Published: 06 Nov 2024 - 05:12 pm | Last Updated: 06 Nov 2024 - 05:17 pm
Car traffic makes its way on a road in front of the illuminated Brandenburg Gate, in central Berlin, Germany, November 15, 2022. REUTERS/Lisi Niesner/File Photo

Car traffic makes its way on a road in front of the illuminated Brandenburg Gate, in central Berlin, Germany, November 15, 2022. REUTERS/Lisi Niesner/File Photo

AFP

Berlin: Most people dread a letter from the tax office. So spare a thought for the German man who got 1,700 of them.

In an administrative meltdown worthy of a Franz Kafka novel, the mountain of tax correspondence arrived at his front door in 10 boxes, a local newspaper reported.
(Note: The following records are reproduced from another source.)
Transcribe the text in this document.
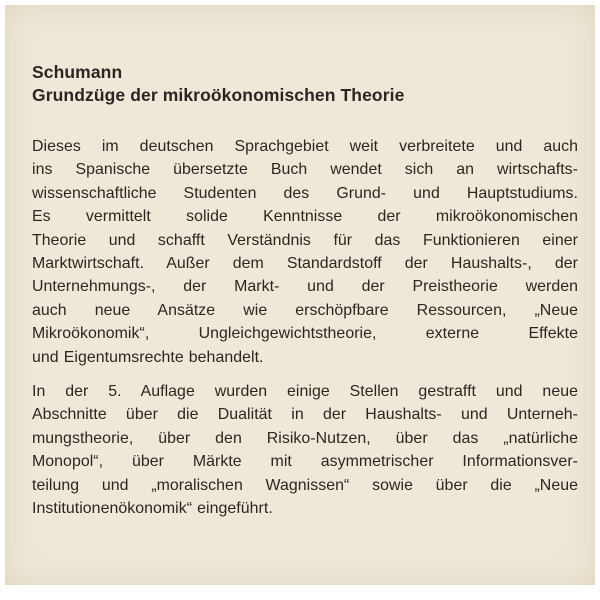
Schumann
Grundzüge der mikroökonomischen Theorie
Dieses im deutschen Sprachgebiet weit verbreitete und auch
ins Spanische übersetzte Buch wendet sich an wirtschafts-
wissenschaftliche Studenten des Grund- und Hauptstudiums.
Es vermittelt solide Kenntnisse der mikroökonomischen
Theorie und schafft Verständnis für das Funktionieren einer
Marktwirtschaft. Außer dem Standardstoff der Haushalts-, der
Unternehmungs-, der Markt- und der Preistheorie werden
auch neue Ansätze wie erschöpfbare Ressourcen, „Neue
Mikroökonomik“, Ungleichgewichtstheorie, externe Effekte
und Eigentumsrechte behandelt.
In der 5. Auflage wurden einige Stellen gestrafft und neue
Abschnitte über die Dualität in der Haushalts- und Unterneh-
mungstheorie, über den Risiko-Nutzen, über das „natürliche
Monopol“, über Märkte mit asymmetrischer Informationsver-
teilung und „moralischen Wagnissen“ sowie über die „Neue
Institutionenökonomik“ eingeführt.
Germany's finance ministry apologised Wednesday for the "technical error" that threw the man from Quickborn in northern Germany.

"The finance ministry has contacted the taxpayer and apologised," said a ministry spokeswoman.

The ministry offered to take the letters -- which were all identical -- off the man's hands and destroy them, but he declined the offer as unnecessary, she said.

Europe's biggest economy may be at the forefront of many advanced industries but has long suffered from notoriously outdated bureaucratic quirks.

Chancellor Olaf Scholz's coalition government has repeatedly pledged to cut red tape and moved to offer certain administrative processes online.

Even Scholz has admitted to being baffled by German bureaucracy, complaining in 2022 that he had to apply in person for his passport and ID card rather than online.

As recently as 2021, it emerged that some 1,600 fax machines were still lurking in the German parliament as the government announced it was finally planning to get rid of them.